Everything began to unravel in the second issue, when the publisher and my acquaintance wanted to feature more daring photos. They asked the male models to show more skin and hair (down there), to which I objected. I told them that we might be violating the Anti-Obscenity Law under Article 201 of the Revised Penal Code. These are listed as offenses against decency and good customs.

One of my lawyer-friends advised me that showing the pubic hair already constitutes a violation, since the pubic hair is part of the genitalia! So our shrewd publisher ordered the layout artist to photoshop the pubic hair. We were then threatened with a libel suit by a a Catholic women’s group, but the publisher wined and dined and apologized to them, and the case was dropped.

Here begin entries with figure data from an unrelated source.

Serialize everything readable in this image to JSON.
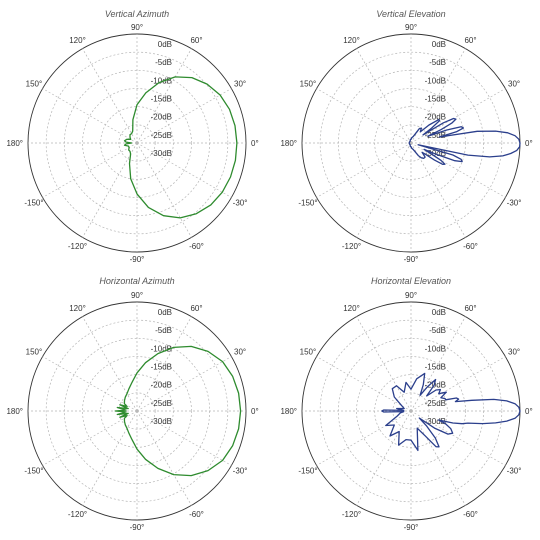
{
  "chart_data": [
    {
      "type": "polar",
      "title": "Vertical Azimuth",
      "r_tick_labels": [
        "0dB",
        "-5dB",
        "-10dB",
        "-15dB",
        "-20dB",
        "-25dB",
        "-30dB"
      ],
      "r_range_db": [
        -30,
        0
      ],
      "angle_tick_labels": [
        "0°",
        "30°",
        "60°",
        "90°",
        "120°",
        "150°",
        "180°",
        "-150°",
        "-120°",
        "-90°",
        "-60°",
        "-30°"
      ],
      "grid": true,
      "color": "#2e8b2e",
      "series": [
        {
          "angles_deg": [
            0,
            10,
            20,
            30,
            40,
            50,
            60,
            70,
            80,
            90,
            100,
            110,
            120,
            130,
            140,
            150,
            160,
            170,
            175,
            180,
            185,
            190,
            200,
            210,
            220,
            230,
            240,
            250,
            260,
            270,
            280,
            290,
            300,
            310,
            320,
            330,
            340,
            350
          ],
          "gain_db": [
            -2.5,
            -2.6,
            -2.9,
            -3.6,
            -4.8,
            -6.5,
            -9,
            -12.3,
            -16,
            -19.5,
            -23.5,
            -26.5,
            -27,
            -27,
            -27.5,
            -28,
            -27,
            -26.5,
            -27,
            -28.5,
            -27,
            -26.5,
            -27.5,
            -27.5,
            -27,
            -27,
            -26.5,
            -24,
            -20,
            -16,
            -12,
            -8.7,
            -6.2,
            -4.6,
            -3.5,
            -2.9,
            -2.6,
            -2.5
          ]
        }
      ]
    },
    {
      "type": "polar",
      "title": "Vertical Elevation",
      "r_tick_labels": [
        "0dB",
        "-5dB",
        "-10dB",
        "-15dB",
        "-20dB",
        "-25dB",
        "-30dB"
      ],
      "r_range_db": [
        -30,
        0
      ],
      "angle_tick_labels": [
        "0°",
        "30°",
        "60°",
        "90°",
        "120°",
        "150°",
        "180°",
        "-150°",
        "-120°",
        "-90°",
        "-60°",
        "-30°"
      ],
      "grid": true,
      "color": "#2b3f8c",
      "series": [
        {
          "angles_deg": [
            0,
            2,
            4,
            6,
            8,
            10,
            12,
            14,
            16,
            18,
            20,
            22,
            24,
            26,
            28,
            30,
            32,
            34,
            36,
            38,
            40,
            45,
            50,
            55,
            60,
            70,
            80,
            90,
            100,
            120,
            140,
            160,
            180,
            200,
            220,
            240,
            260,
            270,
            280,
            290,
            300,
            305,
            310,
            315,
            320,
            322,
            324,
            326,
            328,
            330,
            332,
            334,
            336,
            338,
            340,
            342,
            344,
            346,
            348,
            350,
            352,
            354,
            356,
            358
          ],
          "gain_db": [
            0,
            -0.3,
            -1.3,
            -3.2,
            -6.5,
            -11.5,
            -22,
            -17,
            -15,
            -15.5,
            -19.5,
            -25,
            -21,
            -17.5,
            -16,
            -16.5,
            -19.5,
            -26,
            -23,
            -20,
            -20,
            -23,
            -26,
            -25,
            -25.5,
            -28,
            -28.5,
            -29,
            -29,
            -29.5,
            -29.5,
            -29.5,
            -29.5,
            -29.5,
            -29.5,
            -29.5,
            -29,
            -29,
            -28.5,
            -28,
            -26,
            -25,
            -24.5,
            -24.5,
            -26,
            -25,
            -22,
            -19.5,
            -19,
            -20.5,
            -24,
            -26,
            -22,
            -17,
            -15,
            -15.5,
            -18,
            -28,
            -14,
            -8,
            -4.5,
            -2.4,
            -0.8,
            -0.1
          ]
        }
      ]
    },
    {
      "type": "polar",
      "title": "Horizontal Azimuth",
      "r_tick_labels": [
        "0dB",
        "-5dB",
        "-10dB",
        "-15dB",
        "-20dB",
        "-25dB",
        "-30dB"
      ],
      "r_range_db": [
        -30,
        0
      ],
      "angle_tick_labels": [
        "0°",
        "30°",
        "60°",
        "90°",
        "120°",
        "150°",
        "180°",
        "-150°",
        "-120°",
        "-90°",
        "-60°",
        "-30°"
      ],
      "grid": true,
      "color": "#2e8b2e",
      "series": [
        {
          "angles_deg": [
            0,
            10,
            20,
            30,
            40,
            50,
            60,
            70,
            80,
            90,
            100,
            110,
            120,
            130,
            140,
            150,
            155,
            160,
            165,
            170,
            175,
            180,
            185,
            190,
            195,
            200,
            205,
            210,
            220,
            230,
            240,
            250,
            260,
            270,
            280,
            290,
            300,
            310,
            320,
            330,
            340,
            350
          ],
          "gain_db": [
            -1.5,
            -1.6,
            -2,
            -2.8,
            -4.5,
            -6.8,
            -9.8,
            -13.2,
            -16.5,
            -19.5,
            -22,
            -23.5,
            -24.5,
            -25,
            -25.5,
            -26,
            -27,
            -25,
            -27.5,
            -24.5,
            -27,
            -24,
            -27,
            -24.5,
            -27.5,
            -25,
            -27,
            -26,
            -25.5,
            -25,
            -24.5,
            -23.5,
            -22,
            -19.5,
            -16.5,
            -13.2,
            -9.8,
            -6.8,
            -4.5,
            -2.8,
            -2,
            -1.6
          ]
        }
      ]
    },
    {
      "type": "polar",
      "title": "Horizontal Elevation",
      "r_tick_labels": [
        "0dB",
        "-5dB",
        "-10dB",
        "-15dB",
        "-20dB",
        "-25dB",
        "-30dB"
      ],
      "r_range_db": [
        -30,
        0
      ],
      "angle_tick_labels": [
        "0°",
        "30°",
        "60°",
        "90°",
        "120°",
        "150°",
        "180°",
        "-150°",
        "-120°",
        "-90°",
        "-60°",
        "-30°"
      ],
      "grid": true,
      "color": "#2b3f8c",
      "series": [
        {
          "angles_deg": [
            0,
            2,
            4,
            6,
            8,
            10,
            12,
            14,
            16,
            18,
            20,
            24,
            28,
            32,
            36,
            40,
            44,
            48,
            52,
            56,
            60,
            65,
            70,
            80,
            90,
            100,
            110,
            120,
            130,
            140,
            150,
            160,
            170,
            175,
            178,
            180,
            182,
            185,
            190,
            200,
            210,
            220,
            230,
            240,
            250,
            260,
            270,
            280,
            290,
            300,
            305,
            308,
            312,
            316,
            320,
            324,
            328,
            332,
            336,
            340,
            342,
            344,
            346,
            348,
            350,
            352,
            354,
            356,
            358
          ],
          "gain_db": [
            0,
            -0.3,
            -1.3,
            -3.5,
            -7,
            -13,
            -17.5,
            -16.5,
            -17,
            -20,
            -20,
            -21,
            -19,
            -21,
            -20,
            -21,
            -24,
            -20.5,
            -19,
            -22,
            -25,
            -22,
            -19,
            -21,
            -24,
            -22,
            -24.5,
            -22,
            -22,
            -24,
            -27,
            -28,
            -26,
            -28,
            -22.5,
            -22,
            -22.5,
            -28,
            -27,
            -26,
            -22,
            -24,
            -21,
            -23.5,
            -20,
            -22,
            -22,
            -19,
            -25,
            -22,
            -18,
            -17.5,
            -20,
            -24,
            -27,
            -22,
            -18,
            -17,
            -18,
            -20,
            -22,
            -18,
            -15.5,
            -14,
            -10,
            -6.5,
            -3.5,
            -1.3,
            -0.3
          ]
        }
      ]
    }
  ]
}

In the meantime, I had already resigned, because one of the male models called me up and said that I was the only one who treated them with respect. He said, “You are the only executive who did not touch us during the photo sessions.” I had to remind him I rarely attended those photo shoots, such as they were.

Lessons learned from the three possible libel cases: publish their side (even if ungrammatical) and never touch models who wear nothing else but Band-Aid on their foreheads.